Enfin, des AINS ayant un rapport COX-1/COX-2 bas font leur apparition sur le marché français
(mélodica, nabumétone, nimésulide) et, en 2000, apparaissent les coxibs (celecoxib, rofécoxib).
EFFETS INDESIRABLES
Bien que constituant un groupe chimiquement hétérogène, les AINS ont souvent les mêmes effets
secondaires. Les effets indésirables des AINS sont fréquents mais sont, le plus souvent, peu graves
et régressifs à l'arrêt du traitement. La fréquence des effets secondaires de chaque AINS est
difficile à évaluer ; il existe en effet une grande variabilité du taux d'apparition de ces
manifestations qui semble dépendre du protocoles des études, des populations étudiées, de la
méthodologie employée. Par ailleurs, les patients qui font partie d'études cliniques rapportent une
fréquence plus élevée d'effets secondaires que ceux qui n'y sont pas, et, notion plus importante,
c'est parmi les patients qui ne sont pas dans des essais cliniques que l'on signale les effets
secondaires sévères. Le risque relatif d’effets digestifs par exemple, varie selon les séries (tableau
II).
Complications digestives
Les effets indésirables digestifs sont les plus fréquents (15 à 25 %). Il n'existe pas de parallélisme
entre la symptomatologie fonctionnelle et la nature des lésions digestives observées par endoscopie.

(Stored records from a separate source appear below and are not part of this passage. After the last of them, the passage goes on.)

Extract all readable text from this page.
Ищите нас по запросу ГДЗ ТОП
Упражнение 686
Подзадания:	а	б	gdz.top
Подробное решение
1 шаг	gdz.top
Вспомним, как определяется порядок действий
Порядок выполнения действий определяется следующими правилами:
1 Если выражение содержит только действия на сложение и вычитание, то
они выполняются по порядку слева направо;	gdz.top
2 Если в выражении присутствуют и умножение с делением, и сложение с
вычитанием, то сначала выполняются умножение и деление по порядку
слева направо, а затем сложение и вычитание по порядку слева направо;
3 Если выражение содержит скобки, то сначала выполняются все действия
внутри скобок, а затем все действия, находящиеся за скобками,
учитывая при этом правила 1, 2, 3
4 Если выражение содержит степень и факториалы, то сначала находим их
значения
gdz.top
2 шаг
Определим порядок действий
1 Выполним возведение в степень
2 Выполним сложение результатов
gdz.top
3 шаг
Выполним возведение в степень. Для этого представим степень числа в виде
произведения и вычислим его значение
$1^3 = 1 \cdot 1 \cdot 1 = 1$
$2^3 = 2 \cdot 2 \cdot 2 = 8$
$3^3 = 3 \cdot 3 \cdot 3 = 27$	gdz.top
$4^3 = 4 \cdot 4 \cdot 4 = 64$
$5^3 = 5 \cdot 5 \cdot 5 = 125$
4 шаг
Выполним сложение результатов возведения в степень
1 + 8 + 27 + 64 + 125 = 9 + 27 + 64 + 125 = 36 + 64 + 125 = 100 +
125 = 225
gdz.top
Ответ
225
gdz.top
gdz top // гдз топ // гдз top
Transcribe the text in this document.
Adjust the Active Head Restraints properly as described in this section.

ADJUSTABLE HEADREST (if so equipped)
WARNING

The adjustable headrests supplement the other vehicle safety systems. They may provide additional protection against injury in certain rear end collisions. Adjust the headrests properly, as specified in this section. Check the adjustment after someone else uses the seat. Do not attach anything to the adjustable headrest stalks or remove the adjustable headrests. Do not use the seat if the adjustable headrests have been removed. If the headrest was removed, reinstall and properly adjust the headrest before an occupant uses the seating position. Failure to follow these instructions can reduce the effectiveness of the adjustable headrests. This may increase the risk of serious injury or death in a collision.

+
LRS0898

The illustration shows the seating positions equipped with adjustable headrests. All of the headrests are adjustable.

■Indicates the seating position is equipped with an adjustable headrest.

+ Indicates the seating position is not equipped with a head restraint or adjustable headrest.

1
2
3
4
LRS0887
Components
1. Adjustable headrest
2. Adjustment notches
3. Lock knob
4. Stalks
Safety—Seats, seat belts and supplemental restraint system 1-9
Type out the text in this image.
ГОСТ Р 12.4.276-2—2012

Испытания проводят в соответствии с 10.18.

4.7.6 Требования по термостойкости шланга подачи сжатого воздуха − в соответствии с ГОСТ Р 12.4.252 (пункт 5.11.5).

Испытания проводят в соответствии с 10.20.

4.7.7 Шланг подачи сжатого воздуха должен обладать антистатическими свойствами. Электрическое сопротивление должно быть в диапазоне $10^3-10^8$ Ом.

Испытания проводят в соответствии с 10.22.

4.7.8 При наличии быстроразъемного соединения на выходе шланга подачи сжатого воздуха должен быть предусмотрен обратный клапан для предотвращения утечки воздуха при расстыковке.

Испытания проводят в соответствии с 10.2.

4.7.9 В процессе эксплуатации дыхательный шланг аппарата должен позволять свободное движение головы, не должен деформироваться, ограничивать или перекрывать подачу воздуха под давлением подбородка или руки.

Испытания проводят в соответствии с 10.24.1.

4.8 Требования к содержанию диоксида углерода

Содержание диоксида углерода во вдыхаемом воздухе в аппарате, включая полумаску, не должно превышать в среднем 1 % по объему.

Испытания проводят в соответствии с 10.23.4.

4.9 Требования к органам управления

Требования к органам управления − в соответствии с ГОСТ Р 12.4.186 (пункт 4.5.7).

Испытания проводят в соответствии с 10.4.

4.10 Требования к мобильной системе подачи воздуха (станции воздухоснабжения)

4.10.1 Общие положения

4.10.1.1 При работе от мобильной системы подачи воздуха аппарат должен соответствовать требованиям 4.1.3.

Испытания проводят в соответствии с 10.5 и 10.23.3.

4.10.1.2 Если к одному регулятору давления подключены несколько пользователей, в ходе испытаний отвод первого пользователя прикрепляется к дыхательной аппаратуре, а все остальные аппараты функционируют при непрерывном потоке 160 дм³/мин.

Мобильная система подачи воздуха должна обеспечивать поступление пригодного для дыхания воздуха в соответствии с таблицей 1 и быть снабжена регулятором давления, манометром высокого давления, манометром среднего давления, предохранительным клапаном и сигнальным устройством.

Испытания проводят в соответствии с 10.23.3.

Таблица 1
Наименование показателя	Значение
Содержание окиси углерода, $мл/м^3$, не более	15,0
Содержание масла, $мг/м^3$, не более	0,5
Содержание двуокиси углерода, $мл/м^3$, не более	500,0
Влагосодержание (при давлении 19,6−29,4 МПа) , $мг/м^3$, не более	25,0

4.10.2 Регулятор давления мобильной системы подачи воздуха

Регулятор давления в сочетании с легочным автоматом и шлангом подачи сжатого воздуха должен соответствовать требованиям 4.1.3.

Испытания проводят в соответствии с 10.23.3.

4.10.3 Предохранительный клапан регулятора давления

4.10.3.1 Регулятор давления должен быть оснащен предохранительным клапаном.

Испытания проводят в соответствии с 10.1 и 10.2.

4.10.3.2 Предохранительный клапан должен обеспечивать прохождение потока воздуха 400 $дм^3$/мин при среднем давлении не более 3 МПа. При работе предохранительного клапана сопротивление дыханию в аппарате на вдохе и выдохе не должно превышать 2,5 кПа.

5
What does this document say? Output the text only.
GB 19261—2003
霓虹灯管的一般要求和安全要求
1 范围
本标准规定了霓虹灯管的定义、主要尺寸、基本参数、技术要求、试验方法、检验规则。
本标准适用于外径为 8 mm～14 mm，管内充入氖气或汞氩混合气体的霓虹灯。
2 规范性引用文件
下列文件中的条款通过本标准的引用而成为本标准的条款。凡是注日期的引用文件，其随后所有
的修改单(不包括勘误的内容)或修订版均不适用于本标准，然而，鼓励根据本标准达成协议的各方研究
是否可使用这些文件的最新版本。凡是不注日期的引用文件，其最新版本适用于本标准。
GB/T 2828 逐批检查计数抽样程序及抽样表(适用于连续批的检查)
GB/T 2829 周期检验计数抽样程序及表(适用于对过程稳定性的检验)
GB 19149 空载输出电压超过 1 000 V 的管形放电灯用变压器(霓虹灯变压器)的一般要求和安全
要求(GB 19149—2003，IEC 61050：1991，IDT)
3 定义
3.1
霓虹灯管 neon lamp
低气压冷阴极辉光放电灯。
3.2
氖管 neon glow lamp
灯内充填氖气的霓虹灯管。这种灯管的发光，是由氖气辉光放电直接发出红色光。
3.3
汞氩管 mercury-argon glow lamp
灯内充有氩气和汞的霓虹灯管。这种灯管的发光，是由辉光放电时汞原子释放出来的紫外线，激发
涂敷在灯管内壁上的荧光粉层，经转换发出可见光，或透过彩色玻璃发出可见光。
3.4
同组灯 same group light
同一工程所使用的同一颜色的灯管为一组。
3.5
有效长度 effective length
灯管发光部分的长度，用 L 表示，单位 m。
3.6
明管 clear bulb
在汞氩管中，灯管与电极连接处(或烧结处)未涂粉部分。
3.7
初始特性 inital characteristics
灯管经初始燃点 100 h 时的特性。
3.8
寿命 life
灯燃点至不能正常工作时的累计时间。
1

Citons la stomatite, l’œsophagite peptique, les ulcères aigus de l’œsophage, les sténoses peptiques
sur reflux gastroduodénal par hernie hiatale
Sur l’intestin grêle et le côlon des lésions d’ulcérations, des hémorragies et des perforations ont été
décrites depuis plus de 30 ans. Les AINS peuvent être responsable d’entérocolites nécrosantes chez
l’enfant, d’une augmentation de la perméabilité intestinale, d’une entéropathie exsudative, de
sténose par « diaphragme ».
Sur le colon enfin, il peut y avoir des colites « banales », des colites ulcéreuses (RCH ou Crohn) ou
ischémiques. Le rôle des AINS dans la complication d’une diverticulose colique est débattu de
même que l’augmentation du risque d’appendicite aiguë sous AINS après 50 ans.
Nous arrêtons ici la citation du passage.